The Splendid and the Vile By Erik Larson - Free Audiobook Summary and Review
#1 NEW YORK TIMES BESTSELLER • The author of The Devil in the White City and Dead Wake delivers an intimate chronicle of Winston Churchill and London during the Blitz—an inspiring portrait of courage and leadership in a time of unprecedented crisis
“One of [Erik Larson’s] best books yet . . . perfectly timed for the moment.”—Time • “A bravura performance by one of America’s greatest storytellers.”—NPR
NAMED ONE OF THE BEST BOOKS OF THE YEAR BY The New York Times Book Review • Time • Vogue • NPR • The Washington Post • Chicago Tribune • The Globe & Mail • Fortune • Bloomberg • New York Post • The New York Public Library • Kirkus Reviews • LibraryReads • PopMatters
On Winston Churchill’s first day as prime minister, Adolf Hitler invaded Holland and Belgium. Poland and Czechoslovakia had already fallen, and the Dunkirk evacuation was just two weeks away. For the next twelve months, Hitler would wage a relentless bombing campaign, killing 45,000 Britons. It was up to Churchill to hold his country together and persuade President Franklin Roosevelt that Britain was a worthy ally—and willing to fight to the end.
In The Splendid and the Vile, Erik Larson shows, in cinematic detail, how Churchill taught the British people “the art of being fearless.” It is a story of political brinkmanship, but it’s also an intimate domestic drama, set against the backdrop of Churchill’s prime-ministerial country home, Chequers; his wartime retreat, Ditchley, where he and his entourage go when the moon is brightest and the bombing threat is highest; and of course 10 Downing Street in London. Drawing on diaries, original archival documents, and once-secret intelligence reports—some released only recently—Larson provides a new lens on London’s darkest year through the day-to-day experience of Churchill and his family: his wife, Clementine; their youngest daughter, Mary, who chafes against her parents’ wartime protectiveness; their son, Randolph, and his beautiful, unhappy wife, Pamela; Pamela’s illicit lover, a dashing American emissary; and the advisers in Churchill’s “Secret Circle,” to whom he turns in the hardest moments.

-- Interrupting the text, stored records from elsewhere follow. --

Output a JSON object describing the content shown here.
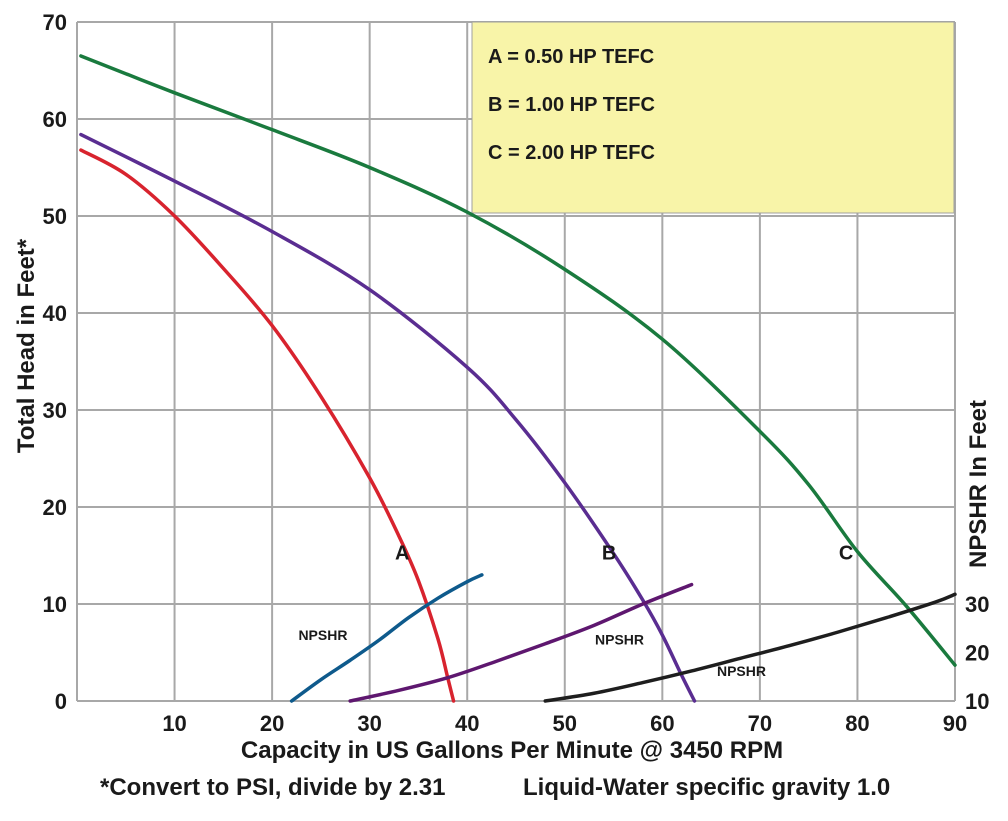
{
  "chart_data": {
    "type": "line",
    "xlabel": "Capacity in US Gallons Per Minute @ 3450 RPM",
    "ylabel": "Total Head in Feet*",
    "y2label": "NPSHR In Feet",
    "footnote_left": "*Convert to PSI, divide by 2.31",
    "footnote_right": "Liquid-Water specific gravity 1.0",
    "xlim": [
      0,
      90
    ],
    "ylim": [
      0,
      70
    ],
    "grid": true,
    "x_ticks": [
      "10",
      "20",
      "30",
      "40",
      "50",
      "60",
      "70",
      "80",
      "90"
    ],
    "y_ticks": [
      "0",
      "10",
      "20",
      "30",
      "40",
      "50",
      "60",
      "70"
    ],
    "y2_ticks": [
      {
        "label": "10",
        "at_head": 0
      },
      {
        "label": "20",
        "at_head": 5
      },
      {
        "label": "30",
        "at_head": 10
      }
    ],
    "legend": [
      {
        "text": "A = 0.50 HP TEFC"
      },
      {
        "text": "B = 1.00 HP TEFC"
      },
      {
        "text": "C = 2.00 HP TEFC"
      }
    ],
    "legend_color": "#f8f4a8",
    "series": [
      {
        "name": "A",
        "label": "A",
        "color": "#d8232e",
        "label_at": [
          32.6,
          14.6
        ],
        "x": [
          0.4,
          5,
          10,
          15,
          20,
          25,
          30,
          33,
          35,
          37,
          38,
          38.6
        ],
        "y": [
          56.8,
          54.3,
          50.0,
          44.6,
          38.7,
          31.4,
          23.0,
          17.0,
          12.4,
          6.4,
          2.4,
          0
        ]
      },
      {
        "name": "B",
        "label": "B",
        "color": "#5a2d91",
        "label_at": [
          53.8,
          14.6
        ],
        "x": [
          0.4,
          10,
          20,
          30,
          40,
          45,
          50,
          55,
          58,
          60,
          62,
          63.3
        ],
        "y": [
          58.4,
          53.6,
          48.4,
          42.4,
          34.4,
          29.0,
          22.5,
          15.2,
          10.4,
          6.8,
          2.6,
          0
        ]
      },
      {
        "name": "C",
        "label": "C",
        "color": "#1a7a3e",
        "label_at": [
          78.1,
          14.6
        ],
        "x": [
          0.4,
          10,
          20,
          30,
          40,
          50,
          60,
          70,
          75,
          80,
          85,
          90
        ],
        "y": [
          66.5,
          62.7,
          58.9,
          55.0,
          50.4,
          44.5,
          37.3,
          27.8,
          22.3,
          15.4,
          9.8,
          3.7
        ]
      },
      {
        "name": "NPSHR (A)",
        "label": "NPSHR",
        "color": "#0e5a8c",
        "label_at": [
          22.7,
          6.3
        ],
        "x": [
          22.0,
          25.0,
          28.0,
          31.0,
          34.0,
          37.0,
          40.0,
          41.5
        ],
        "y": [
          0.0,
          2.2,
          4.2,
          6.3,
          8.6,
          10.6,
          12.3,
          13.0
        ]
      },
      {
        "name": "NPSHR (B)",
        "label": "NPSHR",
        "color": "#5e176f",
        "label_at": [
          53.1,
          5.8
        ],
        "x": [
          28.0,
          33.0,
          38.0,
          43.0,
          48.0,
          53.0,
          58.0,
          63.0
        ],
        "y": [
          0.0,
          1.1,
          2.4,
          4.1,
          5.9,
          7.8,
          10.0,
          12.0
        ]
      },
      {
        "name": "NPSHR (C)",
        "label": "NPSHR",
        "color": "#1e1e1e",
        "label_at": [
          65.6,
          2.6
        ],
        "x": [
          48.0,
          53.0,
          58.0,
          63.0,
          68.0,
          73.0,
          78.0,
          83.0,
          88.0,
          90.0
        ],
        "y": [
          0.0,
          0.8,
          1.9,
          3.1,
          4.4,
          5.7,
          7.1,
          8.6,
          10.2,
          11.0
        ]
      }
    ]
  }
}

The Splendid and the Vile takes readers out of today’s political dysfunction and back to a time of true leadership, when, in the face of unrelenting horror, Churchill’s eloquence, courage, and perseverance bound a country, and a family, together.
There are few historical episodes more well known to Anglophones than the Battle of Britain. Even the words Churchill used to help save democratic civilization have become cliches: “Their finest hour”, “Blood, sweat and tears”, “Never have so many owed so much to so few.”
Given that libraries could be filled with volumes dissecting almost every angle of Churchill’s life and WWII, it’s hard to imagine that Erik Larson could offer anything particularly original.
He has chosen, however, not to emphasize the extensive scholarship on this era, but to use journals and other primary sources to retell the Battle of Britain as it appeared to those in Churchill’s immediate circle. Thus, we get details as various as teenage Mary Churchill’s love of dances juxtaposed with his pet scientist’s ability to explain radar technology in a way he could understand.
These personal portraits, drawn from contemporary sources, combine to form a unique saga of what it felt like to be around Churchill in this troubled era. Accomplished with real brilliance, I thoroughly enjoyed Larson’s narrative.
Personal taste for this kind of history will, obviously, differ. Should history be recounted with more ample reference to other scholars? Does the personal inform the world-historical as much as Larson suggests?
These are questions which ultimately have to be answered by every reader. But, to my taste, this technique was an immense success in shedding new light on this dark, but inspiring era, in human history.